By examining her hair, McWatt investigates proximity to whiteness that people of colour grapple with – hair as aspirational, a site of contention and racial consciousness. By examining her ass, she addresses the history of the dehumanizing sexualization of Black women and its reclamation. By examining her bones, she explores her mental health, therapy, and the way language can join or push away. Since childhood, McWatt has been asked, “What are you?” The answer to that question is long and complicated and rich.
Among other accomplishments, Shame on Me dives into the history of British Guiana (Guyana), where African slaves, Indigenous Peoples, and South- and East-Asian indentured workers endured hardship from European colonizers.

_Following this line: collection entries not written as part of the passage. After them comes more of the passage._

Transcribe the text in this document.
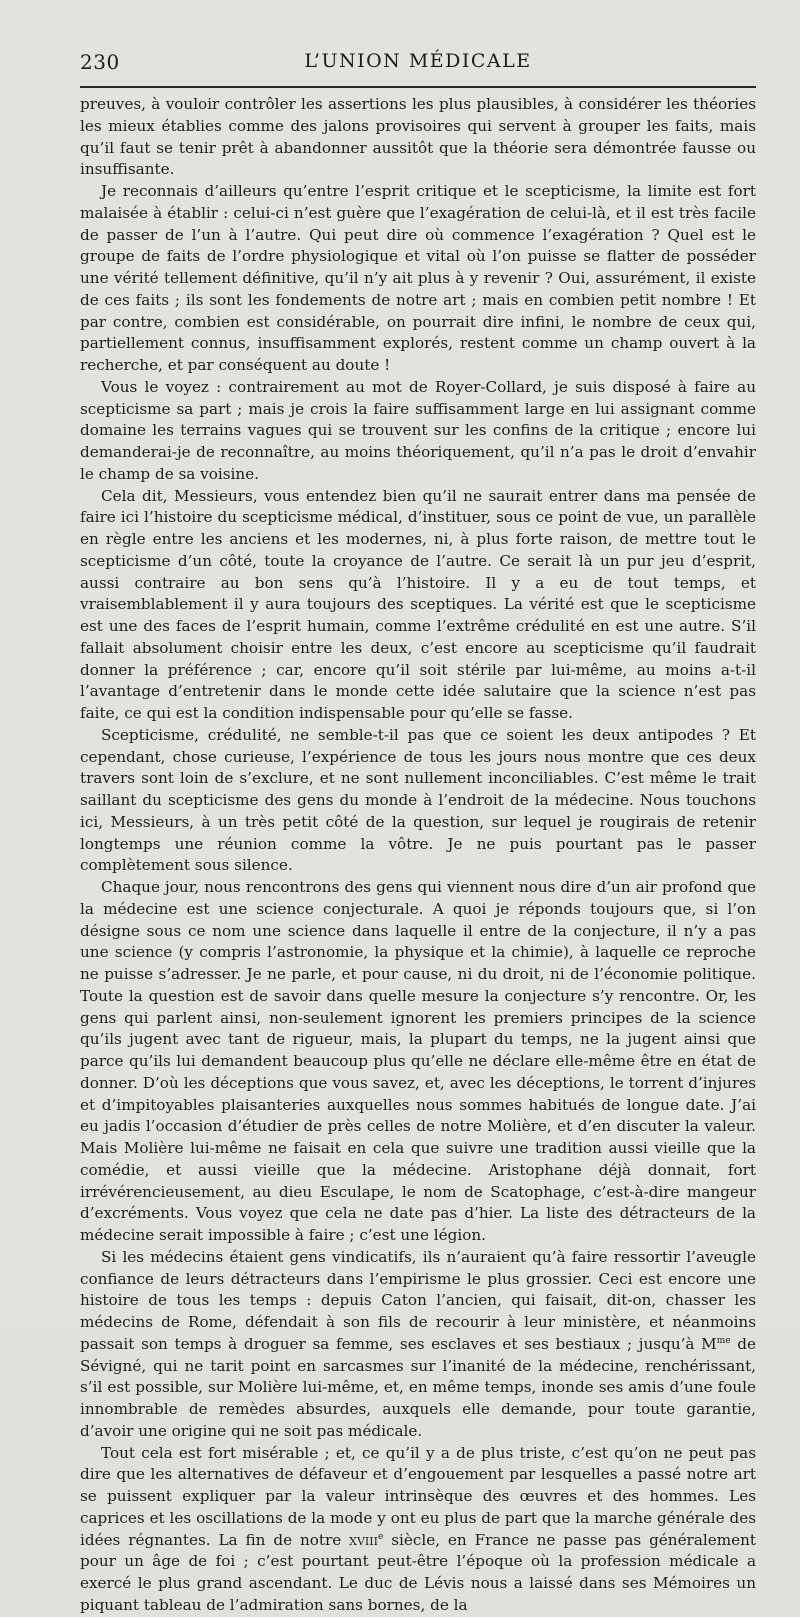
230	L’UNION MÉDICALE

preuves, à vouloir contrôler les assertions les plus plausibles, à considérer les théories les mieux établies comme des jalons provisoires qui servent à grouper les faits, mais qu’il faut se tenir prêt à abandonner aussitôt que la théorie sera démontrée fausse ou insuffisante.

Je reconnais d’ailleurs qu’entre l’esprit critique et le scepticisme, la limite est fort malaisée à établir : celui-ci n’est guère que l’exagération de celui-là, et il est très facile de passer de l’un à l’autre. Qui peut dire où commence l’exagération ? Quel est le groupe de faits de l’ordre physiologique et vital où l’on puisse se flatter de posséder une vérité tellement définitive, qu’il n’y ait plus à y revenir ? Oui, assurément, il existe de ces faits ; ils sont les fondements de notre art ; mais en combien petit nombre ! Et par contre, combien est considérable, on pourrait dire infini, le nombre de ceux qui, partiellement connus, insuffisamment explorés, restent comme un champ ouvert à la recherche, et par conséquent au doute !

Vous le voyez : contrairement au mot de Royer-Collard, je suis disposé à faire au scepticisme sa part ; mais je crois la faire suffisamment large en lui assignant comme domaine les terrains vagues qui se trouvent sur les confins de la critique ; encore lui demanderai-je de reconnaître, au moins théoriquement, qu’il n’a pas le droit d’envahir le champ de sa voisine.

Cela dit, Messieurs, vous entendez bien qu’il ne saurait entrer dans ma pensée de faire ici l’histoire du scepticisme médical, d’instituer, sous ce point de vue, un parallèle en règle entre les anciens et les modernes, ni, à plus forte raison, de mettre tout le scepticisme d’un côté, toute la croyance de l’autre. Ce serait là un pur jeu d’esprit, aussi contraire au bon sens qu’à l’histoire. Il y a eu de tout temps, et vraisemblablement il y aura toujours des sceptiques. La vérité est que le scepticisme est une des faces de l’esprit humain, comme l’extrême crédulité en est une autre. S’il fallait absolument choisir entre les deux, c’est encore au scepticisme qu’il faudrait donner la préférence ; car, encore qu’il soit stérile par lui-même, au moins a-t-il l’avantage d’entretenir dans le monde cette idée salutaire que la science n’est pas faite, ce qui est la condition indispensable pour qu’elle se fasse.

Scepticisme, crédulité, ne semble-t-il pas que ce soient les deux antipodes ? Et cependant, chose curieuse, l’expérience de tous les jours nous montre que ces deux travers sont loin de s’exclure, et ne sont nullement inconciliables. C’est même le trait saillant du scepticisme des gens du monde à l’endroit de la médecine. Nous touchons ici, Messieurs, à un très petit côté de la question, sur lequel je rougirais de retenir longtemps une réunion comme la vôtre. Je ne puis pourtant pas le passer complètement sous silence.

Chaque jour, nous rencontrons des gens qui viennent nous dire d’un air profond que la médecine est une science conjecturale. A quoi je réponds toujours que, si l’on désigne sous ce nom une science dans laquelle il entre de la conjecture, il n’y a pas une science (y compris l’astronomie, la physique et la chimie), à laquelle ce reproche ne puisse s’adresser. Je ne parle, et pour cause, ni du droit, ni de l’économie politique. Toute la question est de savoir dans quelle mesure la conjecture s’y rencontre. Or, les gens qui parlent ainsi, non-seulement ignorent les premiers principes de la science qu’ils jugent avec tant de rigueur, mais, la plupart du temps, ne la jugent ainsi que parce qu’ils lui demandent beaucoup plus qu’elle ne déclare elle-même être en état de donner. D’où les déceptions que vous savez, et, avec les déceptions, le torrent d’injures et d’impitoyables plaisanteries auxquelles nous sommes habitués de longue date. J’ai eu jadis l’occasion d’étudier de près celles de notre Molière, et d’en discuter la valeur. Mais Molière lui-même ne faisait en cela que suivre une tradition aussi vieille que la comédie, et aussi vieille que la médecine. Aristophane déjà donnait, fort irrévérencieusement, au dieu Esculape, le nom de Scatophage, c’est-à-dire mangeur d’excréments. Vous voyez que cela ne date pas d’hier. La liste des détracteurs de la médecine serait impossible à faire ; c’est une légion.

Si les médecins étaient gens vindicatifs, ils n’auraient qu’à faire ressortir l’aveugle confiance de leurs détracteurs dans l’empirisme le plus grossier. Ceci est encore une histoire de tous les temps : depuis Caton l’ancien, qui faisait, dit-on, chasser les médecins de Rome, défendait à son fils de recourir à leur ministère, et néanmoins passait son temps à droguer sa femme, ses esclaves et ses bestiaux ; jusqu’à $M^{me}$ de Sévigné, qui ne tarit point en sarcasmes sur l’inanité de la médecine, renchérissant, s’il est possible, sur Molière lui-même, et, en même temps, inonde ses amis d’une foule innombrable de remèdes absurdes, auxquels elle demande, pour toute garantie, d’avoir une origine qui ne soit pas médicale.

Tout cela est fort misérable ; et, ce qu’il y a de plus triste, c’est qu’on ne peut pas dire que les alternatives de défaveur et d’engouement par lesquelles a passé notre art se puissent expliquer par la valeur intrinsèque des œuvres et des hommes. Les caprices et les oscillations de la mode y ont eu plus de part que la marche générale des idées régnantes. La fin de notre xviii$^e$ siècle, en France ne passe pas généralement pour un âge de foi ; c’est pourtant peut-être l’époque où la profession médicale a exercé le plus grand ascendant. Le duc de Lévis nous a laissé dans ses Mémoires un piquant tableau de l’admiration sans bornes, de la
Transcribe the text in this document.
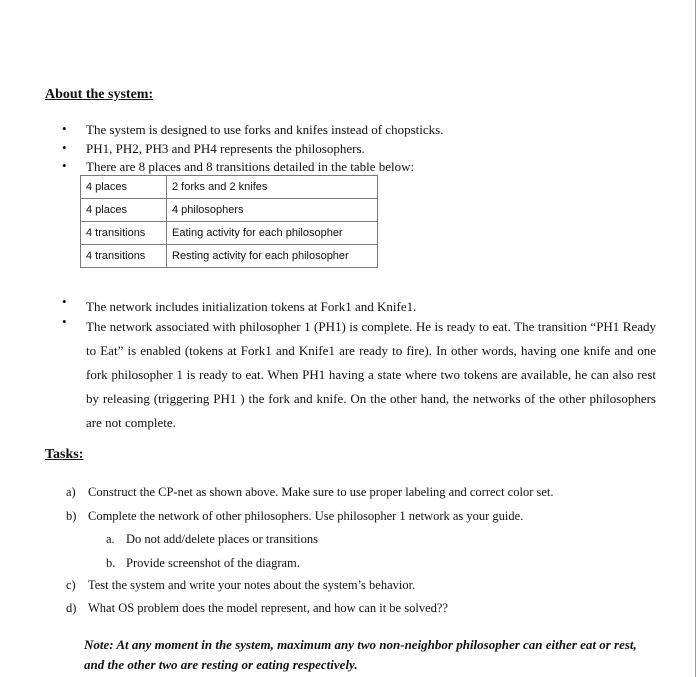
About the system:
•	The system is designed to use forks and knifes instead of chopsticks.
•	PH1, PH2, PH3 and PH4 represents the philosophers.
•	There are 8 places and 8 transitions detailed in the table below:
4 places	2 forks and 2 knifes
4 places	4 philosophers
4 transitions	Eating activity for each philosopher
4 transitions	Resting activity for each philosopher
•	The network includes initialization tokens at Fork1 and Knife1.
•	The network associated with philosopher 1 (PH1) is complete. He is ready to eat. The transition “PH1 Ready to Eat” is enabled (tokens at Fork1 and Knife1 are ready to fire). In other words, having one knife and one fork philosopher 1 is ready to eat. When PH1 having a state where two tokens are available, he can also rest by releasing (triggering PH1 ) the fork and knife. On the other hand, the networks of the other philosophers are not complete.
Tasks:
a) Construct the CP-net as shown above. Make sure to use proper labeling and correct color set.
b) Complete the network of other philosophers. Use philosopher 1 network as your guide.
a. Do not add/delete places or transitions
b. Provide screenshot of the diagram.
c) Test the system and write your notes about the system’s behavior.
d) What OS problem does the model represent, and how can it be solved??
Note: At any moment in the system, maximum any two non-neighbor philosopher can either eat or rest, and the other two are resting or eating respectively.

McWatt, who was born in Guyana, guides readers through her family’s different roles and circumstances during the country’s long past. British Guiana, McWatt tells us, was the site of prominent sugar plantations dependent on slave labour in the 19th century. The plantation – with its fraught mentality, hierarchies, and modes of oppression – is a heavy representation of the effects of colonialism and othering. Sugar, and the ways in which it infiltrates our lives, becomes a symbol of danger, negligence, and inequalities of wealth that form the rippling effects of colonization. Yet McWatt notes that her ancestry centres on sugar; she is a song of sugar. Her memoir is deeply reflective and intellectually profound. It speaks with confidence, experience, and learnedness, a patient voice that will resonate with readers.
Both Martis and McWatt find inspirational lessons in Ntozake Shange’s for colored girls who have considered suicide / when the rainbow is enuf as well as in other Black women writers, poets, and feminist theorists, including Dionne Brand and Patricia Hill Collins. Both writers interrogate their families’ apprehension with their respective choices to identify as Black and investigate the distance or non-acknowledgement of Blackness on the part of others. And both writers approach their stories and pasts with deep care, love, and tenderness. They invite their readers into their stories – stories that speak assertively to the power and resilience of women of colour.